Наш путь завершился в громадном зале, расчерченном двумя рядами монолитных колон, которые будто бы были созданы не из камня, а из текучих потоков смолы, идеально ровно входящих в дыры в полу, оформленные как подножия для колонн нормальных, и все, что «выдавало» их текучесть — это дрожание отблесков от огня, разожженного в больших чашах у стен. Иначе, как «тронной» эту залу назвать было нельзя. Но трона здесь не было. Дальняя часть этого невероятного помещения была словно бы осиротевшей — там было абсолютно, девственно пусто. Только на полу виднелся странный узор — черное на черном, но все равно остающееся различимым, если не взглядом, то самой моей сутью.
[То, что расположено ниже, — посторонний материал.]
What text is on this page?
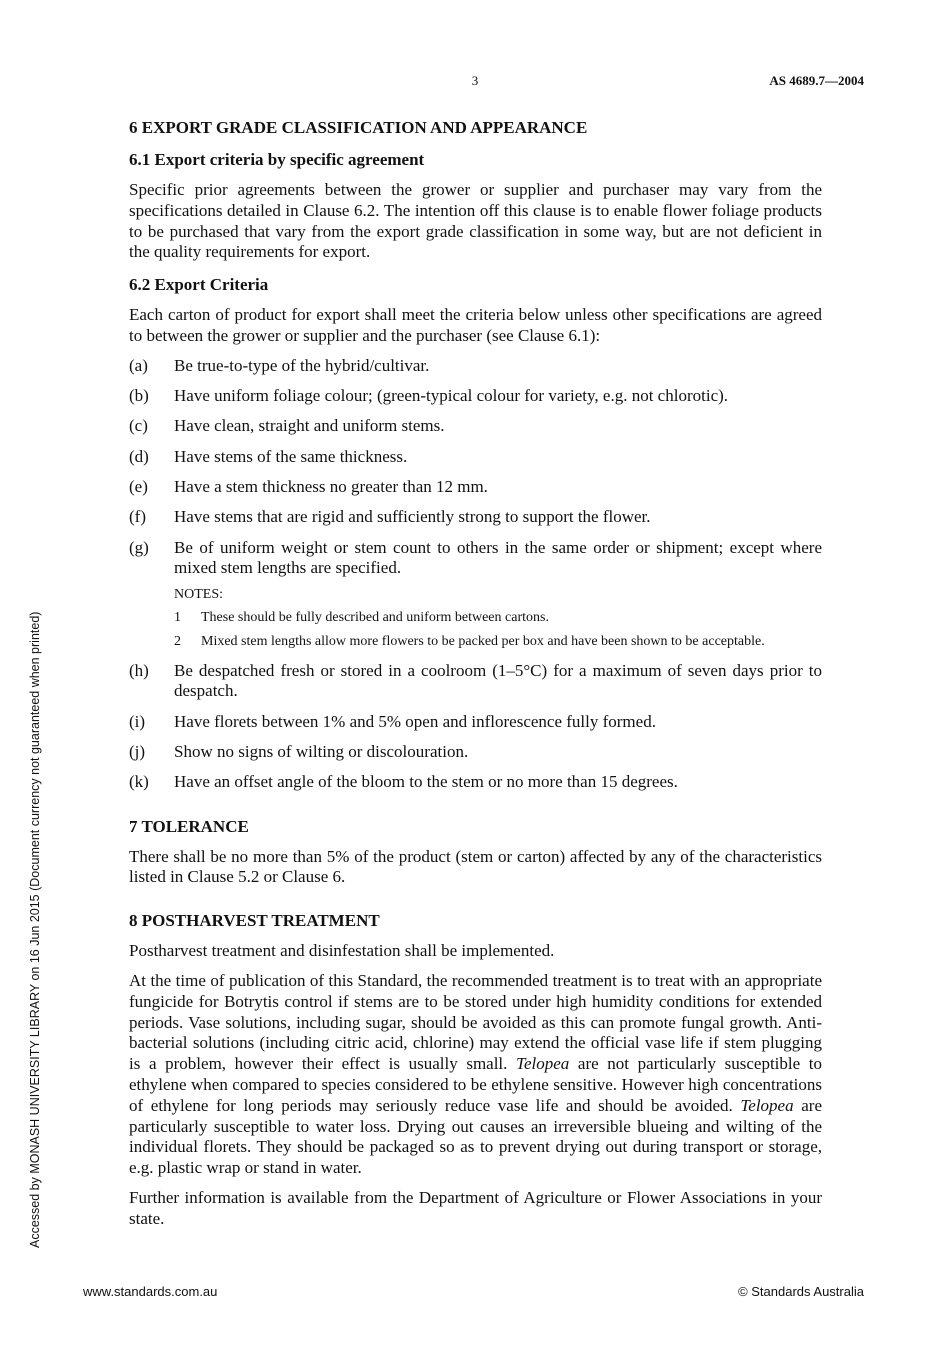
3	AS 4689.7—2004
Accessed by MONASH UNIVERSITY LIBRARY on 16 Jun 2015 (Document currency not guaranteed when printed)
6 EXPORT GRADE CLASSIFICATION AND APPEARANCE
6.1 Export criteria by specific agreement
Specific prior agreements between the grower or supplier and purchaser may vary from the specifications detailed in Clause 6.2. The intention off this clause is to enable flower foliage products to be purchased that vary from the export grade classification in some way, but are not deficient in the quality requirements for export.
6.2 Export Criteria
Each carton of product for export shall meet the criteria below unless other specifications are agreed to between the grower or supplier and the purchaser (see Clause 6.1):
(a)	Be true-to-type of the hybrid/cultivar.
(b)	Have uniform foliage colour; (green-typical colour for variety, e.g. not chlorotic).
(c)	Have clean, straight and uniform stems.
(d)	Have stems of the same thickness.
(e)	Have a stem thickness no greater than 12 mm.
(f)	Have stems that are rigid and sufficiently strong to support the flower.
(g)	Be of uniform weight or stem count to others in the same order or shipment; except where mixed stem lengths are specified.
NOTES:
1	These should be fully described and uniform between cartons.
2	Mixed stem lengths allow more flowers to be packed per box and have been shown to be acceptable.
(h)	Be despatched fresh or stored in a coolroom (1–5°C) for a maximum of seven days prior to despatch.
(i)	Have florets between 1% and 5% open and inflorescence fully formed.
(j)	Show no signs of wilting or discolouration.
(k)	Have an offset angle of the bloom to the stem or no more than 15 degrees.
7 TOLERANCE
There shall be no more than 5% of the product (stem or carton) affected by any of the characteristics listed in Clause 5.2 or Clause 6.
8 POSTHARVEST TREATMENT
Postharvest treatment and disinfestation shall be implemented.
At the time of publication of this Standard, the recommended treatment is to treat with an appropriate fungicide for Botrytis control if stems are to be stored under high humidity conditions for extended periods. Vase solutions, including sugar, should be avoided as this can promote fungal growth. Anti-bacterial solutions (including citric acid, chlorine) may extend the official vase life if stem plugging is a problem, however their effect is usually small. Telopea are not particularly susceptible to ethylene when compared to species considered to be ethylene sensitive. However high concentrations of ethylene for long periods may seriously reduce vase life and should be avoided. Telopea are particularly susceptible to water loss. Drying out causes an irreversible blueing and wilting of the individual florets. They should be packaged so as to prevent drying out during transport or storage, e.g. plastic wrap or stand in water.
Further information is available from the Department of Agriculture or Flower Associations in your state.
www.standards.com.au	© Standards Australia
И здесь, как и во всем этом мире не было никого. Ни живого, ни мертвого. Несмотря на это, Шеридан опустился на одно колено и склонил голову, сильным рывком за руку заставив меня повторить его позу. Мы стояли на коленях посреди пустого зала в пустом дворце, стоящем посреди пустого мира, и ничего, на первый взгляд, не происходило. Я думала о том, что у нас уже действительно мало времени и нервничала, что не могу с этим ничего сделать.
А потом на меня черным пологом опустился покой. Покой, от которого по всему моему телу рванули ледяные мурашки, волосы на голове зашевелились и захотелось вскочить и бежать отсюда без оглядки. Именно этот момент Шеридан избрал, чтобы сильнее сжать мою ладонь, подавая условный знак. И я замерла, даже боясь открыть снова глаза и понимая одну простую истину: безумец тот, кто стремится сюда из праздного желания жить вечно.
Глава 28
— Дитя мое, — прошелестел голос, которому не было описания и у которого словно не было источника, будто сами стены издавали этот звук. — Шеридан.
И то, как этот голос произнес имя моего спутника… Чуть протяжно, с родительской нежностью и при этом с жестокой насмешкой, словно говорившее существо любило его, но в то же время считало чем-то ничтожным, и даже не думало это скрывать. И при этом смогло вложить в это имя мелодичную певучесть, словно соткав его из ледяных ветров и дыма.
— Госпожа, — эхом откликнулся элисид, и я почувствовала, как рука, сжимающая мою ладонь, холодеет от его магии.